A recent article on American Express reportedly having trouble keeping wealthy customers is a piece of a larger struggle for new generations’ minds (and wallets). It also speaks to the unexpected consequences of effective marketing over a period of time. I’m not a high-wealth customer with millions in investable assets, but in reading the article and also thinking about the changing attitudes toward credit – three reasons came to mind as to why American Express is having this problem:
- The power of its traditional brand: American Express has always been known as the “card for rich people”. You always saw famous athletes on TV never leaving home without their American Express, the ones you knew were millionaires. The green look of the card itself even spoke to wealth. Green = money, something these cardholders all had. Not everyone could get an American Express card, even during a time when virtually anyone could get a credit card. The article states over the last several years the company has been trying to tap new markets – namely the millennial market. Considering most millennials aren’t millionaires, and we’ve been ingrained with the message that American Express is for an exclusive clientele, it’s going to make it hard. Reeducation of a brand is hard, especially if you’ve branded yourself well over a prolonged period of time like American Express did. So now when you have Blue Sky cards and other derivatives of its original card open to other target markets, you have to convince them that what they’re getting is better than others, even if the benefits aren’t as great and you can’t use the card in as many places. Millennials also use debit cards much more frequently than they do credit cards, which in some ways is probably good but in some ways short-sighted - regardless, that’s the trend right now. So convincing millennials who are making considerable money for the first time to jump into a credit card, much less an old brand, is challenging.

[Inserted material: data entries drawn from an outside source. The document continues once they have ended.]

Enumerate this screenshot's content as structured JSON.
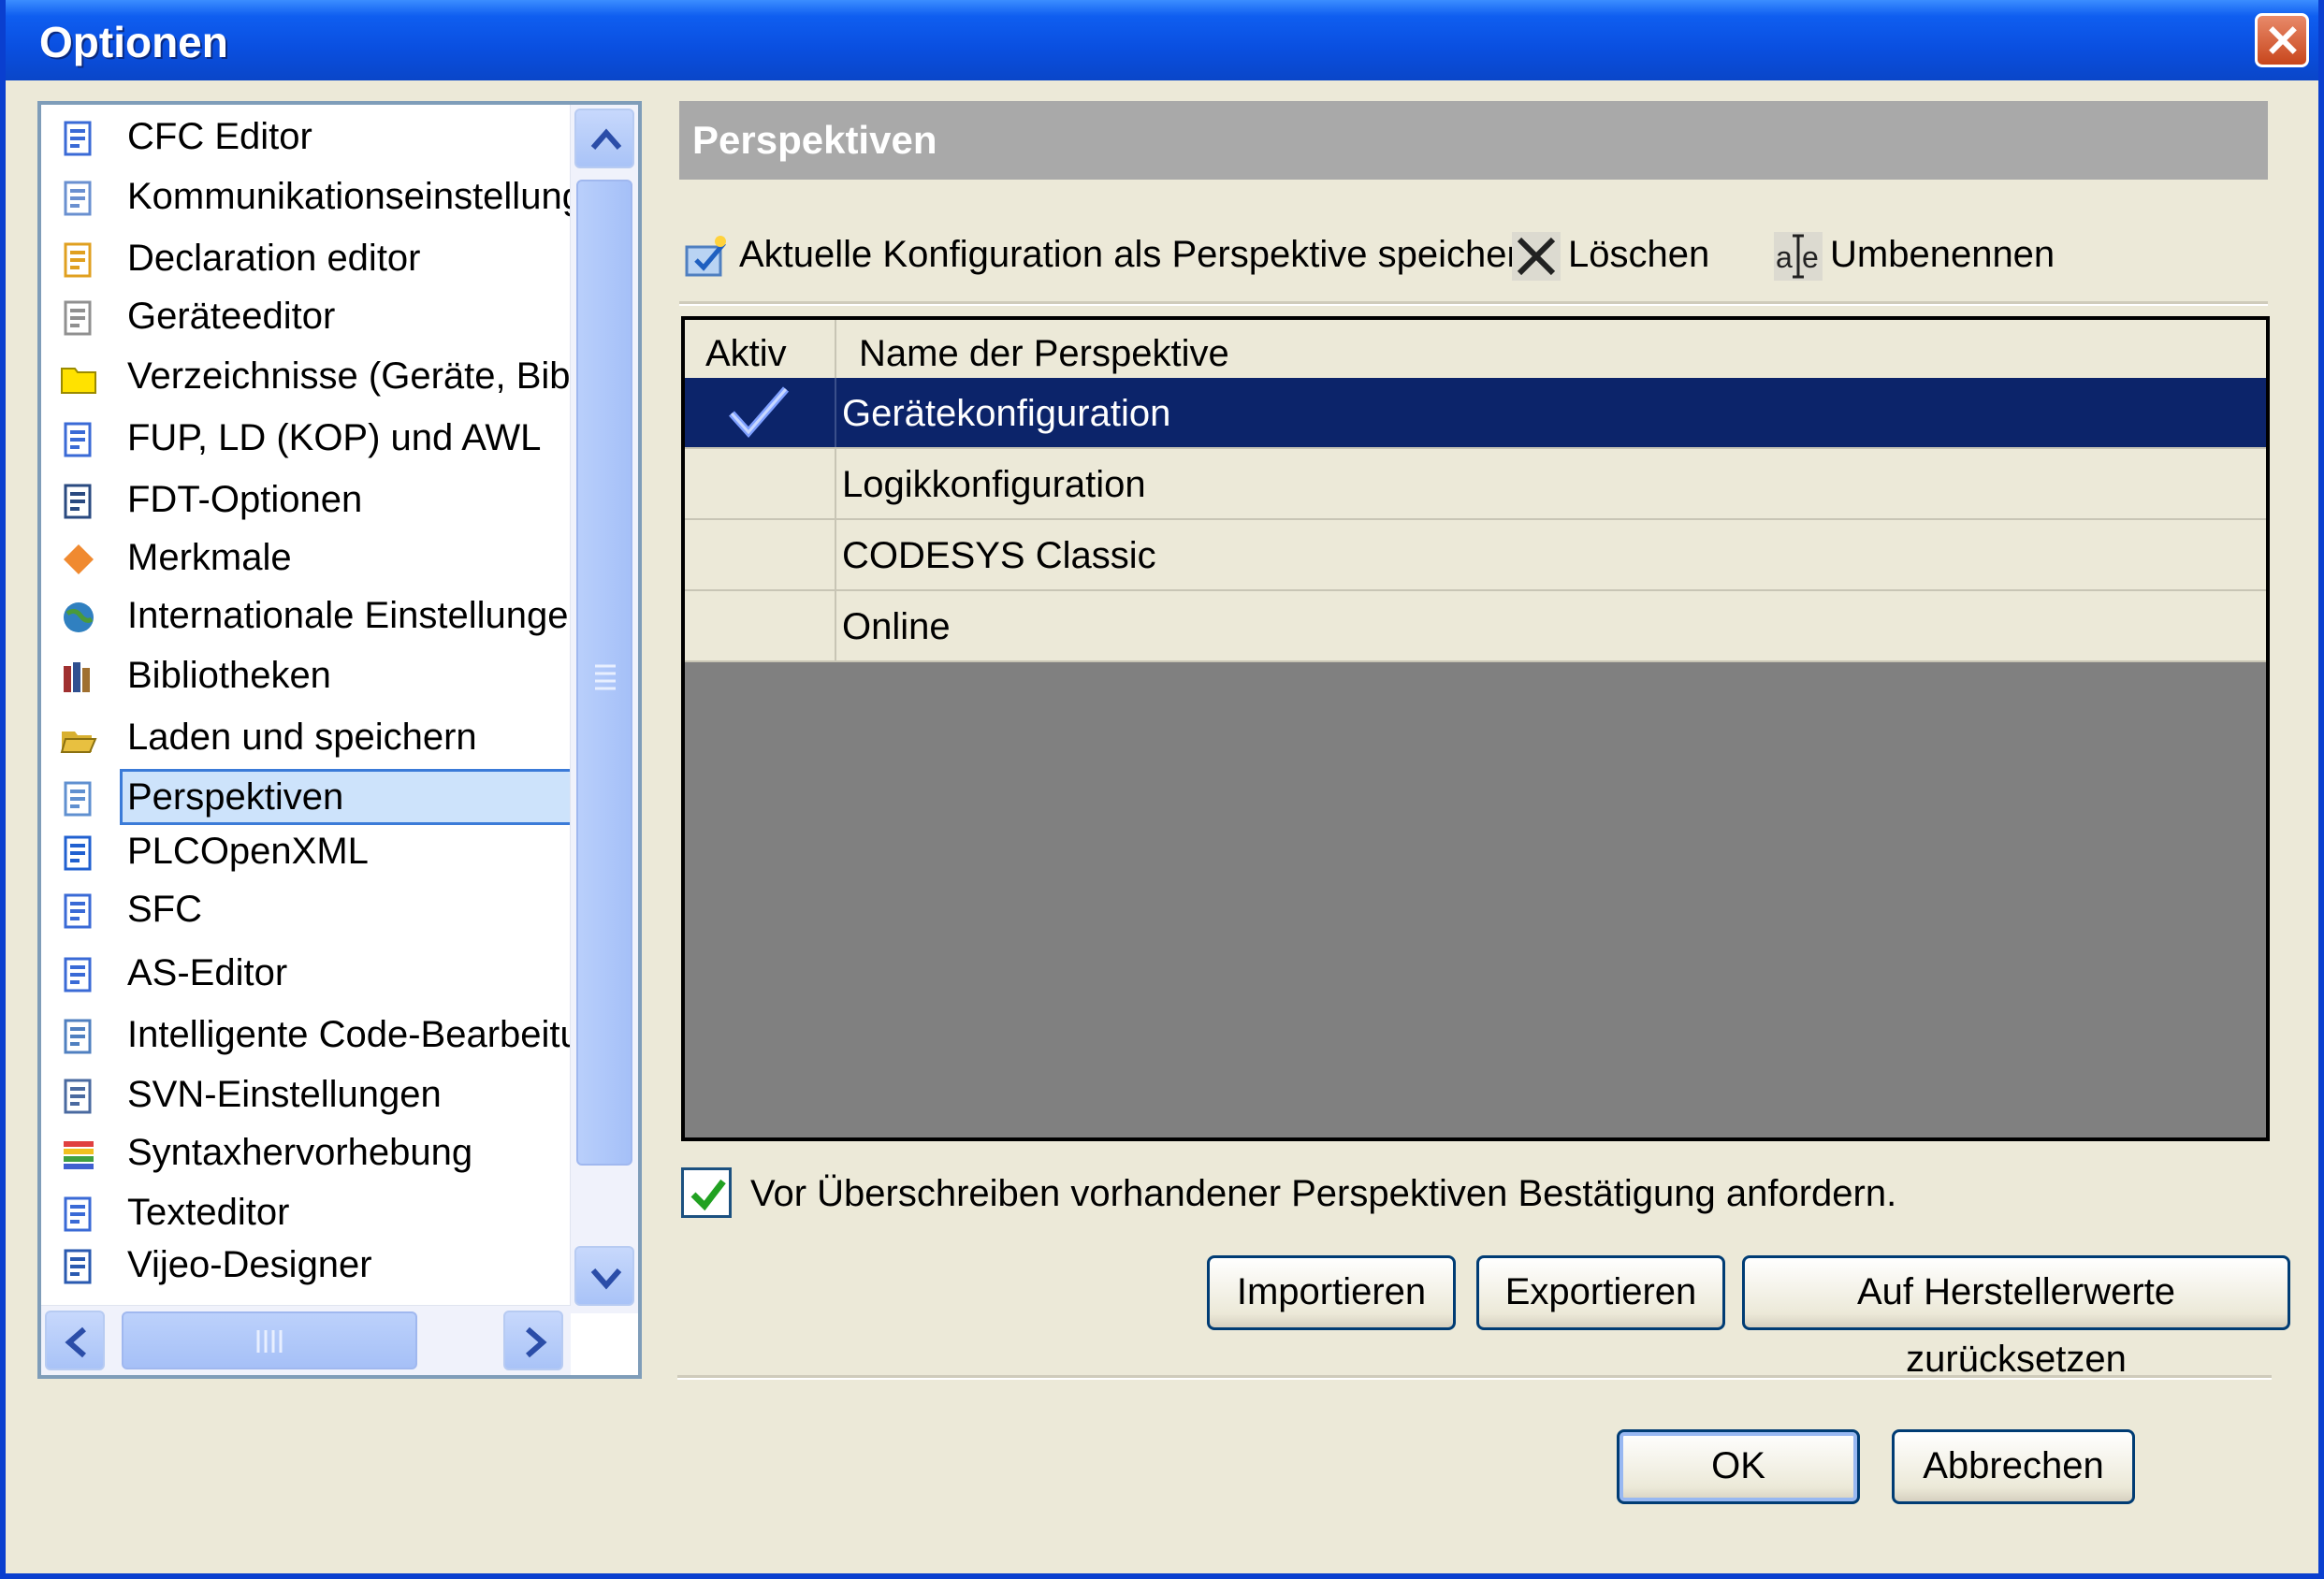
{
  "window": {
    "title": "Optionen"
  },
  "tree": {
    "items": [
      {
        "label": "CFC Editor",
        "icon": "cfc-editor-icon"
      },
      {
        "label": "Kommunikationseinstellungen",
        "icon": "communication-icon"
      },
      {
        "label": "Declaration editor",
        "icon": "declaration-editor-icon"
      },
      {
        "label": "Geräteeditor",
        "icon": "device-editor-icon"
      },
      {
        "label": "Verzeichnisse (Geräte, Bibliot",
        "icon": "folder-icon"
      },
      {
        "label": "FUP, LD (KOP) und AWL",
        "icon": "fbd-ld-il-icon"
      },
      {
        "label": "FDT-Optionen",
        "icon": "fdt-icon"
      },
      {
        "label": "Merkmale",
        "icon": "diamond-icon"
      },
      {
        "label": "Internationale Einstellungen",
        "icon": "globe-icon"
      },
      {
        "label": "Bibliotheken",
        "icon": "books-icon"
      },
      {
        "label": "Laden und speichern",
        "icon": "open-folder-icon"
      },
      {
        "label": "Perspektiven",
        "icon": "perspectives-icon"
      },
      {
        "label": "PLCOpenXML",
        "icon": "plcopenxml-icon"
      },
      {
        "label": "SFC",
        "icon": "sfc-icon"
      },
      {
        "label": "AS-Editor",
        "icon": "as-editor-icon"
      },
      {
        "label": "Intelligente Code-Bearbeitung",
        "icon": "smart-coding-icon"
      },
      {
        "label": "SVN-Einstellungen",
        "icon": "svn-icon"
      },
      {
        "label": "Syntaxhervorhebung",
        "icon": "syntax-highlighting-icon"
      },
      {
        "label": "Texteditor",
        "icon": "text-editor-icon"
      },
      {
        "label": "Vijeo-Designer",
        "icon": "vijeo-designer-icon"
      }
    ],
    "selected_index": 11
  },
  "panel": {
    "header": "Perspektiven",
    "toolbar": {
      "save_label": "Aktuelle Konfiguration als Perspektive speichern",
      "delete_label": "Löschen",
      "rename_label": "Umbenennen"
    },
    "grid": {
      "col_active": "Aktiv",
      "col_name": "Name der Perspektive",
      "rows": [
        {
          "name": "Gerätekonfiguration",
          "active": true
        },
        {
          "name": "Logikkonfiguration",
          "active": false
        },
        {
          "name": "CODESYS Classic",
          "active": false
        },
        {
          "name": "Online",
          "active": false
        }
      ]
    },
    "confirm_overwrite": {
      "label": "Vor Überschreiben vorhandener Perspektiven Bestätigung anfordern.",
      "checked": true
    },
    "buttons": {
      "import": "Importieren",
      "export": "Exportieren",
      "reset": "Auf Herstellerwerte zurücksetzen"
    }
  },
  "footer": {
    "ok": "OK",
    "cancel": "Abbrechen"
  },
  "colors": {
    "selection": "#0c246a",
    "titlebar": "#0a4fe0"
  }
}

- The race to the wallet (of consumers): American Express offers its high-wealth cardholders myriad benefits for having the card. That’s great … but now other credit card companies are doing exactly the same thing. Take into account that Visa and other cards are generally taken at more places around the world than American Express, and you have a problem for our increasingly mobile high-wealth individuals. They want confidence that the credit card they have will be taken virtually everywhere. With Visa and MasterCard, you have a better opportunity for that than you do American Express. I’ve experienced that first hand with some of my travels to London, Ireland, and China (and around the United States). So even though high-wealth individuals holding the card can clearly afford the fee they pay for the benefits, even they (or their accountants) will sit down and do a cost/benefit analysis – for what I pay, are the rewards and the convenience worth it? It seems that the answer is increasingly no.

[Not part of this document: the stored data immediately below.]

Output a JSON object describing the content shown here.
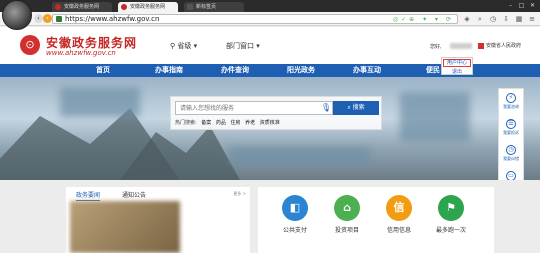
{
  "browser": {
    "tabs": [
      {
        "label": "安徽政务服务网"
      },
      {
        "label": "安徽政务服务网"
      },
      {
        "label": "新标签页"
      }
    ],
    "url": "https://www.ahzwfw.gov.cn"
  },
  "header": {
    "logo_title": "安徽政务服务网",
    "logo_sub": "www.ahzwfw.gov.cn",
    "region": "省级",
    "department": "部门窗口",
    "greeting": "您好,",
    "gov_link": "安徽省人民政府",
    "user_menu": [
      "用户中心",
      "退出"
    ]
  },
  "nav": {
    "items": [
      "首页",
      "办事指南",
      "办件查询",
      "阳光政务",
      "办事互动",
      "便民"
    ]
  },
  "search": {
    "placeholder": "请输入您想找的服务",
    "button": "搜索",
    "hot_label": "热门搜索:",
    "hot_items": [
      "备案",
      "药品",
      "住房",
      "养老",
      "资质核准"
    ]
  },
  "side_panel": {
    "items": [
      "我要咨询",
      "我要投诉",
      "我要纠错",
      "部门",
      "帮助中心",
      "网站"
    ]
  },
  "news": {
    "tabs": [
      "政务要闻",
      "通知公告"
    ],
    "more": "更多 >"
  },
  "services": {
    "items": [
      {
        "label": "公共支付",
        "color": "#2a84d1",
        "icon": "wallet-icon"
      },
      {
        "label": "投资项目",
        "color": "#4caf50",
        "icon": "home-icon"
      },
      {
        "label": "信用信息",
        "color": "#f39c12",
        "glyph": "信"
      },
      {
        "label": "最多跑一次",
        "color": "#2ea44f",
        "icon": "runner-icon"
      }
    ]
  }
}
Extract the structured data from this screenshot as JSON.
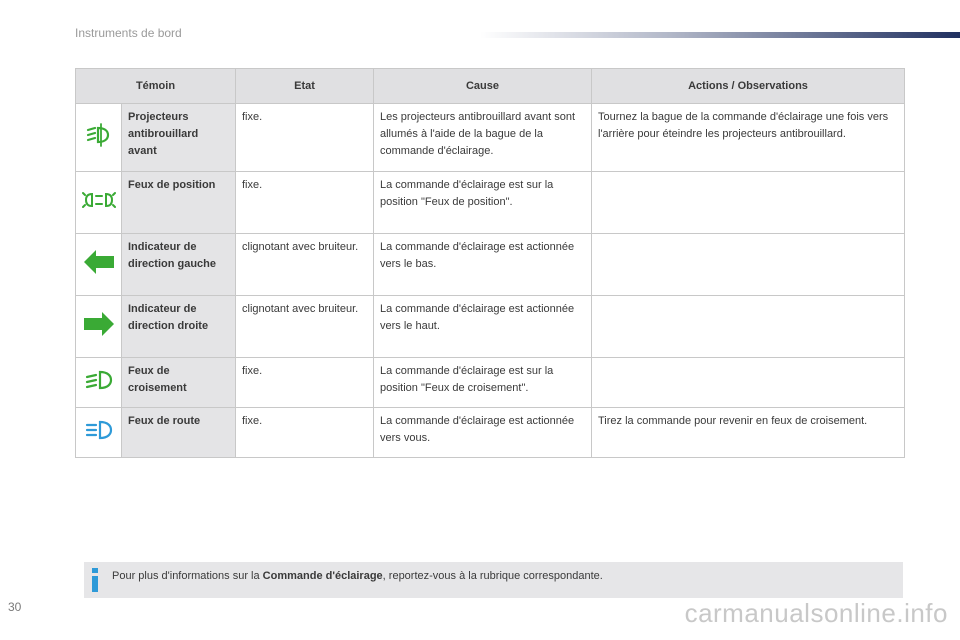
{
  "header": {
    "title": "Instruments de bord"
  },
  "table": {
    "columns": [
      "Témoin",
      "Etat",
      "Cause",
      "Actions / Observations"
    ],
    "rows": [
      {
        "icon": "front-fog-lamp-icon",
        "name": "Projecteurs antibrouillard avant",
        "state": "fixe.",
        "cause": "Les projecteurs antibrouillard avant sont allumés à l'aide de la bague de la commande d'éclairage.",
        "action": "Tournez la bague de la commande d'éclairage une fois vers l'arrière pour éteindre les projecteurs antibrouillard."
      },
      {
        "icon": "position-lamp-icon",
        "name": "Feux de position",
        "state": "fixe.",
        "cause": "La commande d'éclairage est sur la position \"Feux de position\".",
        "action": ""
      },
      {
        "icon": "left-arrow-icon",
        "name": "Indicateur de direction gauche",
        "state": "clignotant avec bruiteur.",
        "cause": "La commande d'éclairage est actionnée vers le bas.",
        "action": ""
      },
      {
        "icon": "right-arrow-icon",
        "name": "Indicateur de direction droite",
        "state": "clignotant avec bruiteur.",
        "cause": "La commande d'éclairage est actionnée vers le haut.",
        "action": ""
      },
      {
        "icon": "dipped-beam-icon",
        "name": "Feux de croisement",
        "state": "fixe.",
        "cause": "La commande d'éclairage est sur la position \"Feux de croisement\".",
        "action": ""
      },
      {
        "icon": "main-beam-icon",
        "name": "Feux de route",
        "state": "fixe.",
        "cause": "La commande d'éclairage est actionnée vers vous.",
        "action": "Tirez la commande pour revenir en feux de croisement."
      }
    ]
  },
  "info": {
    "prefix": "Pour plus d'informations sur la ",
    "bold": "Commande d'éclairage",
    "suffix": ", reportez-vous à la rubrique correspondante."
  },
  "footer": {
    "page_number": "30",
    "watermark": "carmanualsonline.info"
  },
  "colors": {
    "green": "#3aaa35",
    "info_blue": "#2e9ad8",
    "header_bar": "#203060"
  }
}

- The race to the wallet (of American Express): American Express is a publicly traded company. Because American Express is a publicly traded company, it has to provide value to its shareholders (you, me, and Warren Buffett). In doing so, it has to continue to improve revenues and earnings quarter over quarter. Otherwise, there’s negative publicity and the share price goes down. If the price of the stock goes down, it’ll cause many shareholders to sell it – which then reduces the overall value cap (worth) of American Express. Let’s be honest – virtually every company has a goal to keep its existing customers and gain net-new customers. That’s how you keep the lights on. The problem with this, especially for established companies like American Express, is deciding which direction you want to take. Where do you want to focus? Do you want to focus on high-wealth no matter what? Or are you going to diversify and hit the masses? American Express is experiencing a dilution in its brand right now – high-wealth individuals increasingly don’t see the value anymore in the exclusivity of an American Express card, while millennials just don’t understand it. Millennials hearken back to their pre-established views of American Express, decide it doesn’t align with where they’re at, and move onto another competitor. When you try to expand your revenue streams, you usually find that you’ll have to sacrifice revenue in one area of your business while you try to grow the additional streams. While it may be a viable long term strategy, the stock market only takes a quarter to quarter, month to month view of things. That’s the tension with being a publicly traded company.
I think that American Express should simplify its message – at the board level, they need to decide who their primary target customer is and go after it hard. They can’t be everything to everyone – no one can. Apple had this problem after they let Steve Jobs go the first time. When he came back, they wiped out most products and focused on just a few. Now they’re the largest company in the world by market cap. They hit a target market, hit it hard, and created raving fans out of them. American Express – and a lot of other companies – would do well to adopt a similar approach.